In my previous blog post, I shared my initial experience with using Power BI to analyze some transaction trends by customer type. I fully anticipated building upon this solution based off of new questions that arose as I explored the transaction data. That plan has been temporarily delayed since a new analytical challenge was brought up by one of my peers who asked to see a breakdown of revenue by state over a period of time. This new question presented me with an opportunity to use a new visual type in Power BI Desktop, a filled map and slicers. I’m sure I’ll have the chance to get back to expanding the Transaction Size BI Solution, but for now I’m diving into this geography based solution. This kind of redirection or change in reporting priorities is probably very familiar to most data professionals.
I’m continuing to work with Salesforce as my source for this new solution since the Sales Team at Pragmatic Works lives in this CRM and much of the data I need resides within in. Natively, Power BI Desktop provides 2 options for connecting directly to Salesforce:
Over the last 7 years, the Sales Team at Pragmatic Works has become very proficient in creating reports within Salesforce and I figured it would be easy to use one of the existing Revenue by State reports that presents all of the needed detail I planned to use in this new Power BI Revenue by State analysis. This is where I encountered my first hurdle:
I did identify a previously created Salesforce report titled “Revenue by State” and I was able to connect and import the rows of data that make up this report…partially. There is a limitation with Salesforce reports as a source that limits the rows you can pull in per report to 2000. This would not be an issue if my Revenue by State report pulled over into Power BI as 50 rows as it appears in Salesforce. However, the report I connected to is aggregated from thousands of records (rows), each record representing a single transaction with state and dollar amount, which totaled far more than 2000 rows of data. Power BI Desktop didn’t throw an error or note saying that only 2000 rows of data from the Salesforce report could be pulled in, but this became obvious when I started getting incomplete results and noticed whole years of data missing as I worked to create the visual for the Revenue by State solution. Below is a screen shot of the table within the Power BI Desktop Data Pane showing the actual number of rows (2000) imported (circled in red at lower left corner of screenshot) from the Revenue by State Salesforce report that was made up of more than 30,000 rows:
Partial data will certainly yield a visual with bogus numbers….not good.

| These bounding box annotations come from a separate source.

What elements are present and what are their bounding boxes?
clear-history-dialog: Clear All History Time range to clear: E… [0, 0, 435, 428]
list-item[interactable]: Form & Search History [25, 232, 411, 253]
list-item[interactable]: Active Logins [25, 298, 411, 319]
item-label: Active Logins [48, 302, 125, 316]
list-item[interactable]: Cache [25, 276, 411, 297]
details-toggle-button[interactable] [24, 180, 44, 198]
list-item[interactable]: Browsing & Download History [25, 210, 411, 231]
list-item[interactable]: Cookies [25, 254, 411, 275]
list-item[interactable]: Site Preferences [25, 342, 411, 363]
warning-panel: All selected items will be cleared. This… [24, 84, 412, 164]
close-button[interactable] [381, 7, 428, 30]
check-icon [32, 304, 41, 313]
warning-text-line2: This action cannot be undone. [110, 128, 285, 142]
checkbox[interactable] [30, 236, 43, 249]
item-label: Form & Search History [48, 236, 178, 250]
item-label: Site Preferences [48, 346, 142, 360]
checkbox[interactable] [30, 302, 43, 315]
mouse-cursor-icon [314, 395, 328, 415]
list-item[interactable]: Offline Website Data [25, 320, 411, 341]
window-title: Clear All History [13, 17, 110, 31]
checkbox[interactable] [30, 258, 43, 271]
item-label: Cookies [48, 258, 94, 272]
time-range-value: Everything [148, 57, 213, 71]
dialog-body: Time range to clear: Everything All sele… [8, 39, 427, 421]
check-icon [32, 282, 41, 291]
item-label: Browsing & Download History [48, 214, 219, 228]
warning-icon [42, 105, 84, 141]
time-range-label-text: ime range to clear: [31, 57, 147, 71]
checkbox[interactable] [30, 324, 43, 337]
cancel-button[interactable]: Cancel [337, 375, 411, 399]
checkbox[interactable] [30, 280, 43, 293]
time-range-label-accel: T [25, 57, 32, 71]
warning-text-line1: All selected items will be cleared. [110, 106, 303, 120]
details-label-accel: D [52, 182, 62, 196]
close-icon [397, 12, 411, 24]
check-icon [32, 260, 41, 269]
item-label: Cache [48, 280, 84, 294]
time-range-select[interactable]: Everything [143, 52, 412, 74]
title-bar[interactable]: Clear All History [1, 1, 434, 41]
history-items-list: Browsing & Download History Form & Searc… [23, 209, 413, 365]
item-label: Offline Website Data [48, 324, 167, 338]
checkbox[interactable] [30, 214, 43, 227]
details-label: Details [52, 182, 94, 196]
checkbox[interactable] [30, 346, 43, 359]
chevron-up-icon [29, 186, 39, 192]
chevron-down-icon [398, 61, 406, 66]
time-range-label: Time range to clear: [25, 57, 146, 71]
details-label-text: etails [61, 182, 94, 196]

One solution is to identify the Salesforce Object or Objects that contain the fields with the needed values. This takes some extra poking around behind the scenes in Salesforce so be sure to enlist someone from your organization who understands the Salesforce data. In this case, the “Opportunity” object contains the needed State, Revenue and Date info which is the subject of this analysis. There is no 2000 record limit when connecting to Salesforce Objects, as is the case when pulling data from Salesforce Reports. (My quick internet search yielded forum posts at Microsoft TechNet indicating that this was a limitation in Salesforce itself.)
In the screenshot below I’ve highlighted the total number of records pulled over when connecting to the Salesforce Opportunity Object. All 35,038 rows that make up the data set:
I’m learning fast that the key to powerful analytics and visualizations is spending plenty of time in the Data Discovery, Data Transformation and Data Modeling playground which led me to re-watch a couple of the modules from the Pragmatic Works Power BI Desktop and Dashboards On-Demand Training course. I also watched a free webinar from Pragmatic Works Principal Consultant, Rachael Martino. In her webinar, Performance Techniques for Power BI Data Models, Rachael uses Salesforce Data to demonstrate the data load time gains and report performance improvements when adhering to best practices in data modeling within Power BI. Her tip on reducing the number of columns pulled into Power BI yielded amazing load time and report response improvements for me. These resources are absolutely invaluable to me as I learn to work with Power BI. I look forward to sharing progress on the two concurrent Power BI projects I’ve got going.